Vel d’Hiv is seared in French collective memory. It is the symbol of the responsibility of the French Vichy regime for participation in the Holocaust.  But it was not the end of that participation. Rene Bousquet initiated negotiations with Nazi authorities over more arrests. From his office, circulars were sent to prefectures running police forces in the non-occupied, Vichy, zone for further action.  One of these actions, almost unknown or forgotten by French society, is the event, six weeks after Vel d’Hiv on August 26, 1942, when the Vichy government decided on a “rafle”, round-up, of foreign Jews. The director of the Paris municipal police sent expectations for the number to be rounded up.  The original goal was for the French police to round-up 28,000 foreign and stateless Jews in the Paris area. In fact, police rounded up more than 6,500, including hundreds of children, who were arrested and immediately transferred to Drancy and then to Auschwitz. The action, mainly organized by Bousquet, was undertaken entirely by French police and authorities in a city, Lyon, where they were few Nazis. It was a French initiative from start to finish. The always eager Bousquet, called for more arrests, pointed out the gap between the number of foreign Israelites registered and the number attested.

In judging the behavior of French society, two relevant comments may be made; the consequences of the actions of the police chief, Bousquet:  and the surprising lack of knowledge of the continuation of the round-ups in Lyon and elsewhere inherent in the general problem of denial, repression, or suppression of unpleasant information.  It is generally agreed that many in France, as in Germany, were insufficiently punished for their infamous actions in carrying out the Holocaust.  Bousquet, because of official help including some from President Francois Mitterrand, was one of them.

In 1949 he was acquitted of compromising “the interests of the national defense,” but found guilty of 5 years of indignite nationale, but this was immediately lifted, and he then had a prosperous civil career.  In 1989 the Nazi hunter Serge Klarsfeld charged him with crimes against humanity, for deportation of children to their death. He was committed to trial, but, before a court hearing could take place, on June 8, 1993, he was murdered by a mental patient.

The conclusion is clear. France is the only country in Europe where the national government, police , bus drivers, acted, without coercion by German soldiers and militia, to arrest Jews.

It is true that documents dealing with French police activity have been lost or misplaced, but sufficient information is available in statements by police and concierges to appreciate the reality. The surprise therefore is the suppression or repression of information about the continuing “rafles.” It raises the problem of to what extent do people develop defense mechanisms to deal with negative and unpleasant past.

Psychologists differ over concepts like suppression, consciously suppressing one’s feelings and thoughts, and repression, not acknowledging or denying the existence of the historical past.

The revelations of the Holocaust may cause amnesia.

In what is a controversial concept, Sigmund Freud developed the concept of “repression,” that thoughts, memories, or feelings, may be too painful for an individual, so that the individual unconsciously pushes the information out of consciousness.  This concept seemed to explain the reluctance of Holocaust survivors, eager to start a new life, for a time in the years after their survival to tell the true story of what really happened to them.
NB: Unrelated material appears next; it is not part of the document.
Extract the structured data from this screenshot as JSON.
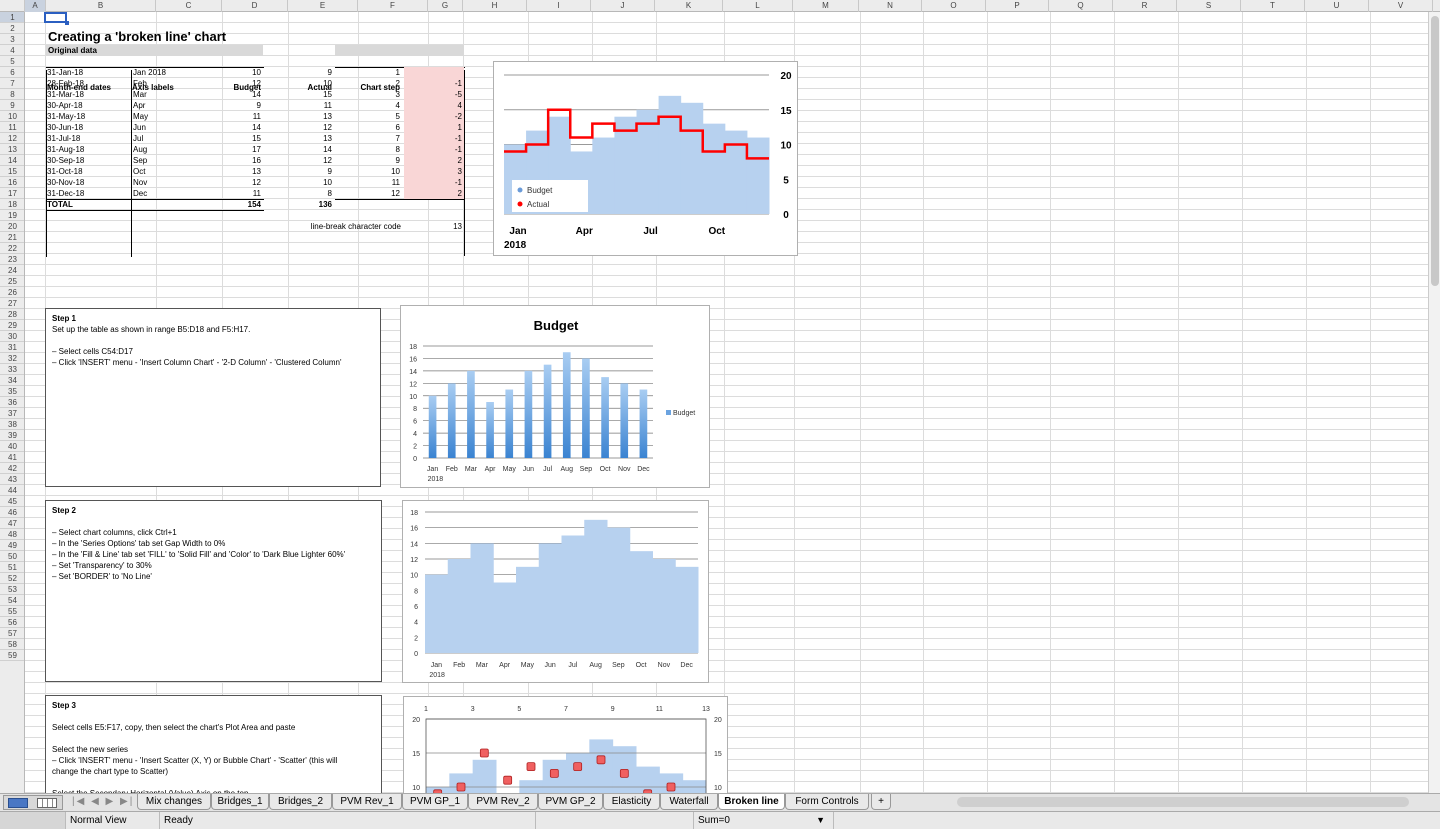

They did not want to trigger unpleasant memories. As the Israeli historian Anita Shapira has suggested, the first native generation in Israel tended to ignore or erase the memory of the Holocaust. For a time, it was suppressed in the Israeli national consciousness, never at the center of the public discourse.

Can the surprising French lack of knowledge of the continuation of rafles after Vel d’Hiv be seen in the same way?